The most varied and laid-back of Boston’s local thrift stores is 40 South Street (née Gumshoe). Run by local rock legend Hilken Mancini, it walks the line between vintage and thrift so adeptly, you’d be hard pressed to know there was ever a line there to begin with. You can find clothing-era representation from the ‘50s to the ‘90s, and all of it is high quality, clean, and moderately priced. If you’re looking for a plaid shirt or a pair of jeans, then you have definitely come to the right place—their selection is almost overwhelming, but in the best way possible.
Accessories and jewelry stores
It takes restraint to leave here without an armful of bangles. Newbury Street’s newest addition has three floors of eco-friendly bracelets made in every metal imaginable. If you can’t find what you’re looking for, just head downstairs to the bangle bar and customize your own bracelet with charms and beads.
Local milliner Marie Galvin designs a quirky array of handmade headpieces for Boston’s ladies who lunch. Whether you’re looking for an understated bridal hairpiece or a Kentucky Derby-style topper, this shop won’t disappoint. Hats range from ornate to outlandish, but all are sure to make a statement.
A stroll down a brick-lined courtyard brings you to this quirky shop that specializes in handmade jewelry and home accessories. Patch is brimming with original artwork and the scent of aromatic candles. Here, you’ll find everything from antique-looking pendant necklaces done in oxidized sterling silver to Ikat scarves made of sensuous silks.
Entered from the Pru mall or Ring Road, the formerly staid (and much smaller) branch of the famous New York store recently got a slick revamp. The ground floor designer accessories department is arranged in mini "boutiques," while cosmetics is similarly divided up into individually labeled stands. It's a good place to snap up popular young sportswear labels such as Vince, but service can be patchy.
In a sea of chains, Trident remains a tried-and-true standby for the more indie-minded of Boston’s over-caffeinated literary nerds. The magazine selection is peerless—art zines, obscure trade publications… and is that a Spanish edition of Foreign Affairs? The city has plenty of spots that brew a better cup of joe, and Trident does get a tad too packed on weekends, but there's still something about lounging with a latte and a Lethem novel that makes us feel so flippin' smart.

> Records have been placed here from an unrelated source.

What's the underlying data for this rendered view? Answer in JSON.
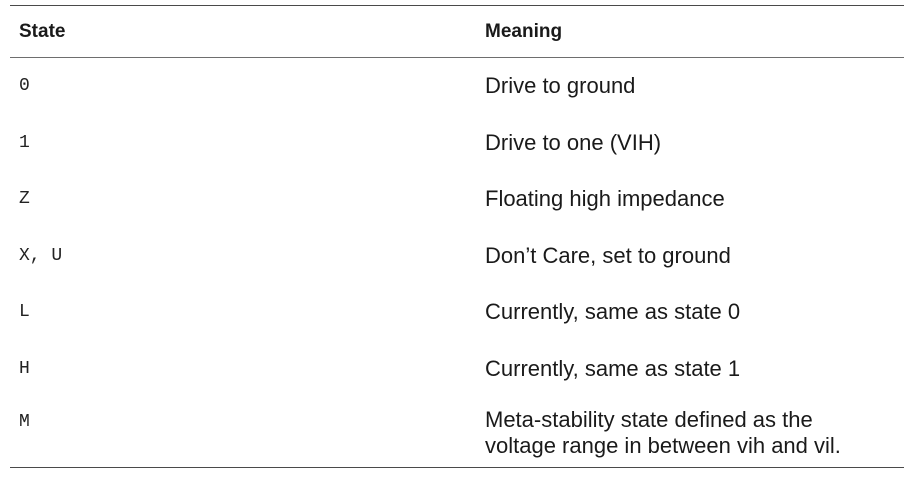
{
  "table": {
    "headers": {
      "state": "State",
      "meaning": "Meaning"
    },
    "rows": [
      {
        "state": "0",
        "meaning": "Drive to ground"
      },
      {
        "state": "1",
        "meaning": "Drive to one (VIH)"
      },
      {
        "state": "Z",
        "meaning": "Floating high impedance"
      },
      {
        "state": "X, U",
        "meaning": "Don’t Care, set to ground"
      },
      {
        "state": "L",
        "meaning": "Currently, same as state 0"
      },
      {
        "state": "H",
        "meaning": "Currently, same as state 1"
      },
      {
        "state": "M",
        "meaning": "Meta-stability state defined as the voltage range in between vih and vil."
      }
    ]
  }
}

North of the Charles River and in need of a paddling? Hubba Hubba has got the wrist action you're looking for. The shop is best known for its independently designed S&M gear and fetishwear (with more than a pinch of punk). Shop owner Suzan Phelps has been helping locals spice up their wardrobes for over 25 years.
While it’s located on the reputably posh Newbury Street, this basement-level shop caters to those looking for a good time of the non-classy variety. Pledging “to protect and serve,” Condom World retails an array of adult party favors, novelty items and games, making it the default destination to stock up on bachelor/bachelorette party supplies. Feel free to giggle out loud; they’re used to it.